I am just return’d from the Forks of Delaware, where I with some others attended the Governor, at a Conference with the Indians. They complain of Injuries from the Proprietors. I hope he will give timely Orders to redress them when they come down next Spring. It is said by many here, that the Delawares were grosly abus’d in the Walking Purchase; that they have frequently complain’d, and their Complaints were suppress’d or conceal’d, and the 6 Nations set on their Backs to make them quiet. That they have remember’d these Things, and now, by the Connivance of the 6 Nations, as ’tis thought, and supported by the French, they have taken Revenge.8 Much has the Province suffer’d by this War; some Hundreds of Lives lost, many Farms destroy’d, and near £100,000 spent, yet the Proprietor refuses to be taxed, except for a trifling Part of his Estate; the Quit Rents, located unimprov’d Lands, Money at Interest, &c. &c. being exempted by Instructions to the Governor: Which is the harder, if by his Ill-Treatment of the Indians the War has in any Degree been occasioned.9
The 49th Vol. of the Transactions and other Books for the Library, sent in the Care of Neate and Neave,1 are come to hand in good Order. In my Paper of Experiments in the Transactions are the following Errata, viz.
Page 301 line 12. for, elastic, read electric.
line 18. for, but nigh enough, read, but not nigh enough.
as they hurt the Sense, I mention them; some smaller of little moment I omit. I should be glad to know if the very ingenious Mr. Canton has repeated those Experiments, and what are his Observations.2
I thank Dr. Wright for his Piece on Thunder.3
Mr. Eeles’s Experiments do not succeed with me.4
I wish you had sent me Dr. Hoadly’s and Mr. Wilson’s Experiments on the Leyden Bottle. I see such a Piece advertis’d, but it is not come over.5 I am, my dear Friend, Yours affectionately
BF.
Mr. Collinson
6. The original ALS not found; the duplicate is one of three prefacing BF’s letter to Collinson, Jan. 31, 1757. He has marked it “Copy.” The extract, in Collinson’s hand, consists of the sentence about Canton and the errata in New Exper. and Obser., followed by Collinson’s notation: “This I have Given Dr. Birch.”
7. Pa. Gaz., Nov. 4, 1756, reported the ship Betty Sally, Capt. Edward Snead, as cleared for London. The brig Otter, Capt. George Rankin, arrived in Philadelphia before Nov. 11, 1756; Pa. Gaz., that date. See below, p. 50, for the air pump and apparatus.

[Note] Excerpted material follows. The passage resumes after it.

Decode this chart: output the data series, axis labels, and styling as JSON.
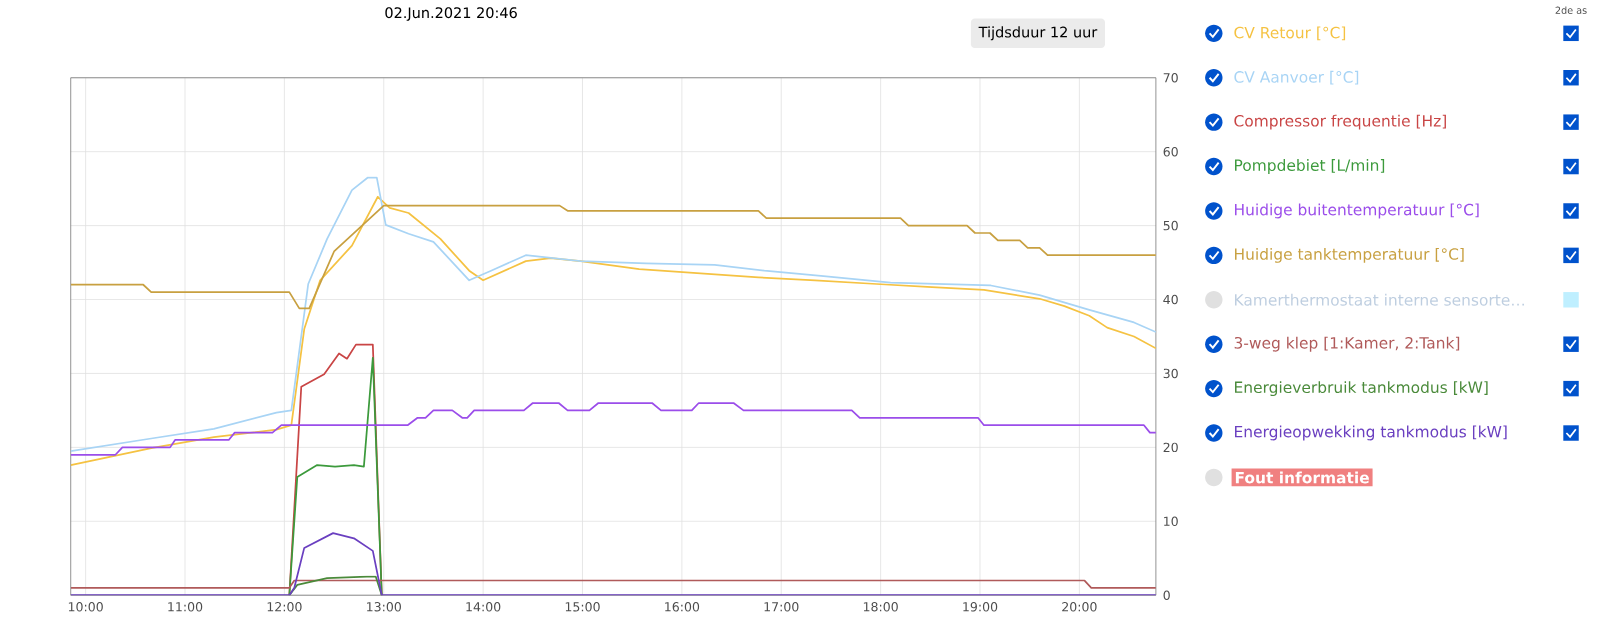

8. See above, pp. 15–23, for BF’s attendance at the Easton conference, and especially p. 19 n for the Walking Purchase. BF’s summary of the conference suggests a possible connection with the informal Quaker (anti-proprietary) consultations there.
9. See above, VI, 515–31, on the proprietary instructions.
1. On the London and Philadelphia mercantile firms of these names, see above, IV, 115 n.
2. For BF’s experiments in pursuance of those made by John Canton, see above, V, 516, where the lines appear correctly. Canton continued to perform ingenious electrical experiments until his death in 1772; subsequent volumes of this work will record BF’s collaboration with him in London.
3. Edward Wright (d. 1761), physician, F.R.S., microscopist, and author of Conjecture on the Course of Thunder (Paris, 1756). Gent. Mag., XXXI (1761), 431; Phil. Trans., XLIX, 553–8, 670–82; The Extraordinary Library of Hon. Samuel W. Pennypacker … Dec. 14, 1905, Stan V. Henkels, Cat. 943, Part I, p. 67.
4. A letter from Henry Eeles of Lismore, Ireland, March 31, 1755, describing experiments to determine the effect of smoke, steam, and other “vapours” on charged bodies, appeared in Phil. Trans., XLIX, 151–4.
5. Benjamin Hoadly (1706–1757), physician and playwright (DNB), and Benjamin Wilson (above, IV, 391 n) published Observations on a Series of Electrical Experiments (London, 1756), which had been advertised in Gent. Mag., XXVI (August, 1756), 406, though nothing is said about the work dealing with Leyden jars. A copy of the Hoadly and Wilson Observations, bearing paragraph numbers in BF’s hand, is in Yale Univ. Lib. He sent his comments on the work to Wilson, Jan. 28, 1759.